To maintain resilient command-and-control (C2) communication, ResolverRAT embeds X.509 certificates within its binary, creating a private trust chain that bypasses the system's root certificate authorities. This certificate pinning technique renders traditional man-in-the-middle (MITM) inspection and network-based detections ineffective. The C2 infrastructure also uses obfuscated fallback mechanisms and IP rotation through custom collections (TestDistributor and CheckDistributor) to ensure persistence. For data exfiltration, the malware uses Google’s Protocol Buffers (ProtoBuf) to serialize stolen data, sending it in 16KB chunks with robust error handling and randomized beaconing intervals to avoid triggering anomaly detection systems.

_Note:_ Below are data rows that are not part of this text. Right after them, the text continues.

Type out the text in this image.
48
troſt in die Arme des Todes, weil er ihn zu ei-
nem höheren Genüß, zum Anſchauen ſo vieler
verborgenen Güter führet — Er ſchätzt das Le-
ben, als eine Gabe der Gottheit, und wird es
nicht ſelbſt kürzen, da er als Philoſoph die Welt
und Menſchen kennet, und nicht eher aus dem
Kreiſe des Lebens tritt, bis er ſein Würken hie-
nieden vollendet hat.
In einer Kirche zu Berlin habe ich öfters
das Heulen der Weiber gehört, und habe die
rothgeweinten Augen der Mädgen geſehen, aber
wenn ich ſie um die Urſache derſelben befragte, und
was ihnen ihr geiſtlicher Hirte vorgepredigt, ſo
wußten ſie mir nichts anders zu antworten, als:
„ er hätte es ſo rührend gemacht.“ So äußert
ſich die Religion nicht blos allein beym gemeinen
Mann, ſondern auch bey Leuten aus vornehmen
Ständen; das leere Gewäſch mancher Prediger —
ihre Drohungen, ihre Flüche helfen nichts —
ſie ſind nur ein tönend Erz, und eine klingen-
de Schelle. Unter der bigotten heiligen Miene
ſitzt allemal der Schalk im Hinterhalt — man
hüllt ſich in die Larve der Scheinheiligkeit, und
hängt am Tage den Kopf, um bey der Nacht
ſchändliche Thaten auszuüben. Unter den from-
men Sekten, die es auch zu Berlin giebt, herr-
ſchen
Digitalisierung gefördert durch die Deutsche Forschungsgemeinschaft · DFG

ResolverRAT also incorporates extensive anti-analysis features, such as control flow flattening, dead code, and arithmetic-based decryption key generation, to thwart disassemblers. It checks for analysis environments using resource resolution fingerprinting and establishes persistence by creating over 20 obfuscated registry entries and placing multiple copies in key directories like AppData and Program Files. Its advanced architecture underscores the shift toward malware designed to evade signature-based solutions. As such, the Researcher recommends proactive defenses like Automated Moving Target Defense (AMTD), which dynamically randomizes system memory and blocks unauthorized executions, rather than relying on reactive detection. ResolverRAT’s emergence marks a new level of complexity in malware operations, making adaptive and behavior-focused security strategies essential for modern enterprises.

Impact

• Sensitive Data Theft
• Security Bypass
• Gain Access
• Financial Loss

Indicators of Compromise

SHA1

• 3038118708137515b7faa00c99bf3bac827a9da0

• 45ba4041049ab87c3fbe74149f977a58d55d8d55

• bb87b6c476ff456aa5049d45bae43912775778a7

• 0a8e8a47c6e2d1ac219ce71d1bbe3a75231350c7

• eb0db6648911c3dd234c8b323f749dc94b5d1e26

• 2c18ff18cef6218f431b08eea4a44bdf0228b0ea

Remediation

• Block all threat indicators at your respective controls.
• Search for indicators of compromise (IOCs) in your environment utilizing your respective security controls.
• Deploy Endpoint Detection and Response (EDR) and Next-Gen Antivirus (NGAV) solutions that focus on behavior and runtime analysis rather than just signatures.
• Use AMTD technologies to randomize memory layout and prevent unauthorized code execution, which helps block memory-only malware like ResolverRAT.
• Use advanced email filters and sandboxing for attachments and links. Regularly train staff on recognizing phishing emails, especially those in native languages or referencing legal/copyright topics.
• Set up deep packet inspection (DPI) and network anomaly detection systems to identify irregular data exfiltration patterns, beaconing, and encrypted traffic from non-standard ports.
• Conduct proactive threat hunts for indicators like DLL side-loading, .NET ResourceResolve hijacking, or registry keys and AppData anomalies.
• Disable unnecessary scripting and PowerShell execution. Block unsigned or suspicious DLLs and restrict the use of legitimate executables for loading DLLs (hpreader.exe abuse).
• Use allow-listing solutions to restrict which applications and executables can run, preventing unauthorized binaries from launching malicious DLLs.
• Detect anomalies related to SSL/TLS certificate validation to identify malware using custom embedded certificates and bypassing root trust chains.
• Continuously monitor for abnormal or newly created registry entries under HKCU, especially with obfuscated values or XOR-encoded data.
• Ensure all systems, especially Microsoft .NET frameworks and legitimate third-party applications (like HP software), are fully updated to prevent exploitation.